O ministro Flávio Dino, do Supremo Tribunal Federal, decidiu neste domingo (13) pela derrubada do sigilo dos documentos coletados pela Polícia Civil de São Paulo na apuração do financiamento do filme 'Dark Horse', que narra a trajetória do ex-presidente Jair Bolsonaro. A determinação abrange documentos que foram enviados pela Vara Estadual das Garantias de Organizações Criminosas e Lavagem de Bens, localizada no Foro Central Criminal da Barra Funda. Além disso, Dino requisitou à Secretaria de Segurança Pública de São Paulo que forneça à Polícia Federal todos os dados brutos obtidos a partir de celulares de pessoas físicas e jurídicas que estão sob investigação.
A ordem de Dino não se limita apenas a telefonias, mas também inclui computadores e outros materiais apreendidos. Todos esses itens devem ser transferidos para a Polícia Federal, garantindo a preservação da cadeia de custódia e das demais garantias legais pertinentes.
As investigações estão focadas em suspeitas de desvio de recursos públicos que teriam origem em emendas parlamentares direcionadas a organizações ligadas à produtora responsável por 'Dark Horse'. Até o momento, não há um desfecho definitivo, e os investigadores estão se empenhando para determinar se houve desvio e utilização indevida do dinheiro público na produção do filme.
Parte do processo continua sob a supervisão de Dino, uma vez que envolve possíveis irregularidades no uso de emendas parlamentares, assunto que está sendo acompanhado pelo ministro no Supremo. A defesa do deputado Flávio Bolsonaro tentou transferir a investigação para o ministro André Mendonça, mas essa solicitação foi negada.

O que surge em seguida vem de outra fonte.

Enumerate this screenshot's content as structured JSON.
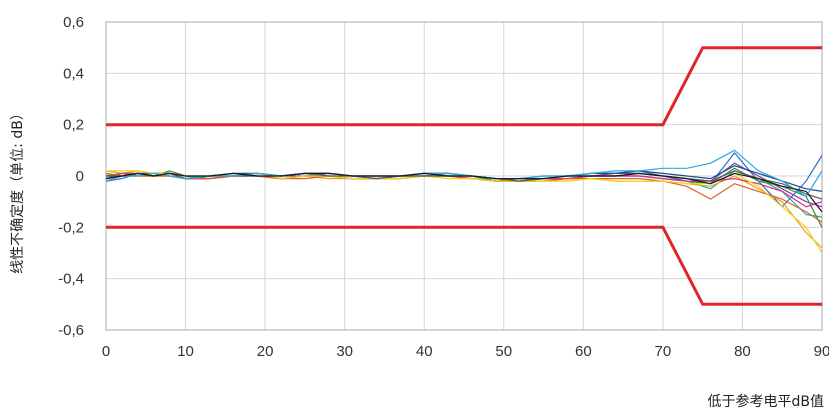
{
  "chart_data": {
    "type": "line",
    "title": "",
    "xlabel": "低于参考电平dB值",
    "ylabel": "线性不确定度（单位: dB）",
    "xlim": [
      0,
      90
    ],
    "ylim": [
      -0.6,
      0.6
    ],
    "x_ticks": [
      "0",
      "10",
      "20",
      "30",
      "40",
      "50",
      "60",
      "70",
      "80",
      "90"
    ],
    "y_ticks": [
      "0,6",
      "0,4",
      "0,2",
      "0",
      "-0,2",
      "-0,4",
      "-0,6"
    ],
    "grid": true,
    "colors": {
      "limit": "#e0252a",
      "grid": "#d4d4d4",
      "frame": "#a8a8a8",
      "series": [
        "#2f6fd6",
        "#19b3a6",
        "#e8a317",
        "#7a3fb5",
        "#3a8f2f",
        "#d62d8b",
        "#1f4a8a",
        "#e35d2a",
        "#f2d219",
        "#5a5a5a",
        "#2aa9e0",
        "#1a1a1a"
      ]
    },
    "limit_lines": [
      {
        "x": [
          0,
          70,
          75,
          90
        ],
        "y": [
          0.2,
          0.2,
          0.5,
          0.5
        ]
      },
      {
        "x": [
          0,
          70,
          75,
          90
        ],
        "y": [
          -0.2,
          -0.2,
          -0.5,
          -0.5
        ]
      }
    ],
    "series": [
      {
        "x": [
          0,
          2,
          4,
          6,
          8,
          10,
          13,
          16,
          19,
          22,
          25,
          28,
          31,
          34,
          37,
          40,
          43,
          46,
          49,
          52,
          55,
          58,
          61,
          64,
          67,
          70,
          73,
          76,
          79,
          82,
          85,
          88,
          90
        ],
        "y": [
          -0.02,
          -0.01,
          0.01,
          0.0,
          0.01,
          -0.01,
          -0.01,
          0.0,
          0.01,
          0.0,
          0.01,
          0.01,
          0.0,
          -0.01,
          0.0,
          0.01,
          0.01,
          0.0,
          -0.02,
          -0.02,
          -0.01,
          0.0,
          0.01,
          0.01,
          0.02,
          0.0,
          -0.02,
          -0.03,
          0.09,
          -0.02,
          -0.12,
          -0.02,
          0.08
        ]
      },
      {
        "x": [
          0,
          2,
          4,
          6,
          8,
          10,
          13,
          16,
          19,
          22,
          25,
          28,
          31,
          34,
          37,
          40,
          43,
          46,
          49,
          52,
          55,
          58,
          61,
          64,
          67,
          70,
          73,
          76,
          79,
          82,
          85,
          88,
          90
        ],
        "y": [
          0.01,
          0.0,
          0.01,
          0.0,
          0.01,
          -0.01,
          0.0,
          0.0,
          0.01,
          0.0,
          0.01,
          0.0,
          -0.01,
          -0.01,
          0.0,
          0.0,
          0.01,
          0.0,
          -0.02,
          -0.02,
          -0.01,
          -0.01,
          0.0,
          0.0,
          0.0,
          -0.01,
          -0.02,
          -0.05,
          0.02,
          -0.01,
          -0.06,
          -0.15,
          -0.16
        ]
      },
      {
        "x": [
          0,
          2,
          4,
          6,
          8,
          10,
          13,
          16,
          19,
          22,
          25,
          28,
          31,
          34,
          37,
          40,
          43,
          46,
          49,
          52,
          55,
          58,
          61,
          64,
          67,
          70,
          73,
          76,
          79,
          82,
          85,
          88,
          90
        ],
        "y": [
          0.02,
          0.01,
          0.02,
          0.01,
          0.0,
          -0.01,
          0.0,
          0.01,
          0.0,
          -0.01,
          0.0,
          -0.01,
          -0.01,
          -0.01,
          -0.01,
          0.0,
          0.0,
          -0.01,
          -0.02,
          -0.02,
          -0.02,
          -0.01,
          -0.01,
          -0.02,
          -0.02,
          -0.02,
          -0.03,
          -0.04,
          0.0,
          -0.05,
          -0.1,
          -0.22,
          -0.28
        ]
      },
      {
        "x": [
          0,
          2,
          4,
          6,
          8,
          10,
          13,
          16,
          19,
          22,
          25,
          28,
          31,
          34,
          37,
          40,
          43,
          46,
          49,
          52,
          55,
          58,
          61,
          64,
          67,
          70,
          73,
          76,
          79,
          82,
          85,
          88,
          90
        ],
        "y": [
          -0.01,
          0.0,
          0.0,
          0.01,
          0.01,
          -0.01,
          0.0,
          0.0,
          0.01,
          0.0,
          0.0,
          0.01,
          0.0,
          0.0,
          0.0,
          0.01,
          0.0,
          0.0,
          -0.01,
          -0.01,
          -0.01,
          0.0,
          0.0,
          0.01,
          0.01,
          0.0,
          -0.01,
          -0.02,
          0.05,
          0.0,
          -0.05,
          -0.1,
          -0.12
        ]
      },
      {
        "x": [
          0,
          2,
          4,
          6,
          8,
          10,
          13,
          16,
          19,
          22,
          25,
          28,
          31,
          34,
          37,
          40,
          43,
          46,
          49,
          52,
          55,
          58,
          61,
          64,
          67,
          70,
          73,
          76,
          79,
          82,
          85,
          88,
          90
        ],
        "y": [
          0.0,
          0.01,
          0.0,
          0.0,
          0.02,
          0.0,
          -0.01,
          0.0,
          0.01,
          0.0,
          0.01,
          0.0,
          -0.01,
          -0.01,
          0.0,
          0.0,
          0.0,
          0.0,
          -0.02,
          -0.01,
          -0.01,
          -0.01,
          0.0,
          0.0,
          0.0,
          -0.01,
          -0.02,
          -0.03,
          0.03,
          -0.02,
          -0.04,
          -0.08,
          -0.2
        ]
      },
      {
        "x": [
          0,
          2,
          4,
          6,
          8,
          10,
          13,
          16,
          19,
          22,
          25,
          28,
          31,
          34,
          37,
          40,
          43,
          46,
          49,
          52,
          55,
          58,
          61,
          64,
          67,
          70,
          73,
          76,
          79,
          82,
          85,
          88,
          90
        ],
        "y": [
          -0.01,
          0.01,
          0.01,
          0.0,
          0.0,
          -0.01,
          -0.01,
          0.0,
          0.0,
          -0.01,
          0.0,
          0.0,
          0.0,
          -0.01,
          0.0,
          0.0,
          0.0,
          -0.01,
          -0.02,
          -0.02,
          -0.01,
          -0.01,
          0.0,
          0.0,
          0.0,
          -0.01,
          -0.02,
          -0.02,
          -0.01,
          -0.03,
          -0.06,
          -0.12,
          -0.1
        ]
      },
      {
        "x": [
          0,
          2,
          4,
          6,
          8,
          10,
          13,
          16,
          19,
          22,
          25,
          28,
          31,
          34,
          37,
          40,
          43,
          46,
          49,
          52,
          55,
          58,
          61,
          64,
          67,
          70,
          73,
          76,
          79,
          82,
          85,
          88,
          90
        ],
        "y": [
          0.0,
          0.0,
          0.01,
          0.01,
          0.01,
          0.0,
          0.0,
          0.01,
          0.01,
          0.0,
          0.01,
          0.01,
          0.0,
          0.0,
          0.0,
          0.01,
          0.01,
          0.0,
          -0.01,
          -0.01,
          0.0,
          0.0,
          0.01,
          0.01,
          0.02,
          0.01,
          0.0,
          -0.01,
          0.04,
          0.01,
          -0.02,
          -0.05,
          -0.06
        ]
      },
      {
        "x": [
          0,
          2,
          4,
          6,
          8,
          10,
          13,
          16,
          19,
          22,
          25,
          28,
          31,
          34,
          37,
          40,
          43,
          46,
          49,
          52,
          55,
          58,
          61,
          64,
          67,
          70,
          73,
          76,
          79,
          82,
          85,
          88,
          90
        ],
        "y": [
          0.01,
          0.0,
          0.0,
          0.0,
          0.0,
          -0.01,
          -0.01,
          0.0,
          0.0,
          -0.01,
          -0.01,
          0.0,
          -0.01,
          -0.01,
          -0.01,
          0.0,
          0.0,
          -0.01,
          -0.02,
          -0.02,
          -0.02,
          -0.01,
          -0.01,
          -0.01,
          -0.01,
          -0.02,
          -0.04,
          -0.09,
          -0.03,
          -0.06,
          -0.09,
          -0.14,
          -0.18
        ]
      },
      {
        "x": [
          0,
          2,
          4,
          6,
          8,
          10,
          13,
          16,
          19,
          22,
          25,
          28,
          31,
          34,
          37,
          40,
          43,
          46,
          49,
          52,
          55,
          58,
          61,
          64,
          67,
          70,
          73,
          76,
          79,
          82,
          85,
          88,
          90
        ],
        "y": [
          0.02,
          0.02,
          0.02,
          0.01,
          0.01,
          0.0,
          0.0,
          0.0,
          0.01,
          -0.01,
          0.0,
          0.0,
          -0.01,
          -0.01,
          -0.01,
          0.0,
          -0.01,
          -0.01,
          -0.02,
          -0.02,
          -0.02,
          -0.02,
          -0.01,
          -0.02,
          -0.02,
          -0.02,
          -0.03,
          -0.03,
          0.01,
          -0.04,
          -0.12,
          -0.2,
          -0.3
        ]
      },
      {
        "x": [
          0,
          2,
          4,
          6,
          8,
          10,
          13,
          16,
          19,
          22,
          25,
          28,
          31,
          34,
          37,
          40,
          43,
          46,
          49,
          52,
          55,
          58,
          61,
          64,
          67,
          70,
          73,
          76,
          79,
          82,
          85,
          88,
          90
        ],
        "y": [
          0.0,
          0.0,
          0.01,
          0.0,
          0.01,
          -0.01,
          0.0,
          0.0,
          0.0,
          0.0,
          0.01,
          0.0,
          0.0,
          -0.01,
          0.0,
          0.0,
          0.0,
          0.0,
          -0.01,
          -0.02,
          -0.01,
          0.0,
          0.0,
          0.0,
          0.01,
          0.0,
          -0.01,
          -0.02,
          0.02,
          -0.01,
          -0.03,
          -0.07,
          -0.09
        ]
      },
      {
        "x": [
          0,
          2,
          4,
          6,
          8,
          10,
          13,
          16,
          19,
          22,
          25,
          28,
          31,
          34,
          37,
          40,
          43,
          46,
          49,
          52,
          55,
          58,
          61,
          64,
          67,
          70,
          73,
          76,
          79,
          82,
          85,
          88,
          90
        ],
        "y": [
          -0.02,
          0.0,
          0.0,
          0.01,
          0.0,
          -0.01,
          0.0,
          0.0,
          0.01,
          0.0,
          0.01,
          0.01,
          0.0,
          0.0,
          0.0,
          0.01,
          0.01,
          0.0,
          -0.01,
          -0.01,
          0.0,
          0.0,
          0.01,
          0.02,
          0.02,
          0.03,
          0.03,
          0.05,
          0.1,
          0.02,
          -0.02,
          -0.08,
          0.02
        ]
      },
      {
        "x": [
          0,
          2,
          4,
          6,
          8,
          10,
          13,
          16,
          19,
          22,
          25,
          28,
          31,
          34,
          37,
          40,
          43,
          46,
          49,
          52,
          55,
          58,
          61,
          64,
          67,
          70,
          73,
          76,
          79,
          82,
          85,
          88,
          90
        ],
        "y": [
          -0.01,
          0.0,
          0.01,
          0.0,
          0.01,
          0.0,
          0.0,
          0.01,
          0.0,
          0.0,
          0.01,
          0.01,
          0.0,
          0.0,
          0.0,
          0.01,
          0.0,
          0.0,
          -0.01,
          -0.01,
          -0.01,
          0.0,
          0.0,
          0.0,
          0.01,
          0.0,
          -0.01,
          -0.03,
          0.01,
          -0.01,
          -0.04,
          -0.06,
          -0.14
        ]
      }
    ]
  }
}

Na última quinta-feira (10), a Polícia Federal deu início à Operação Make Up, cumprindo 49 mandados de busca e apreensão em diversos estados, incluindo São Paulo, Rio de Janeiro, Ceará e Distrito Federal. Entre os investigados estão o deputado federal Mario Frias (PL-SP), que atua como produtor executivo do filme, e Karina Gama, que é responsável pela produtora Go Up Entertainment e também preside o Instituto Conhecer Brasil.
As investigações estão relacionadas a duas emendas propostas por Mario Frias, totalizando R$ 2 milhões, que foram destinadas ao Instituto Conhecer Brasil. Durante a apuração, órgãos de controle identificaram irregularidades na comprovação da execução de dois projetos, denominados Jovem Empreendedor e Lutando pela Vida, cada um dos quais recebeu R$ 1 milhão.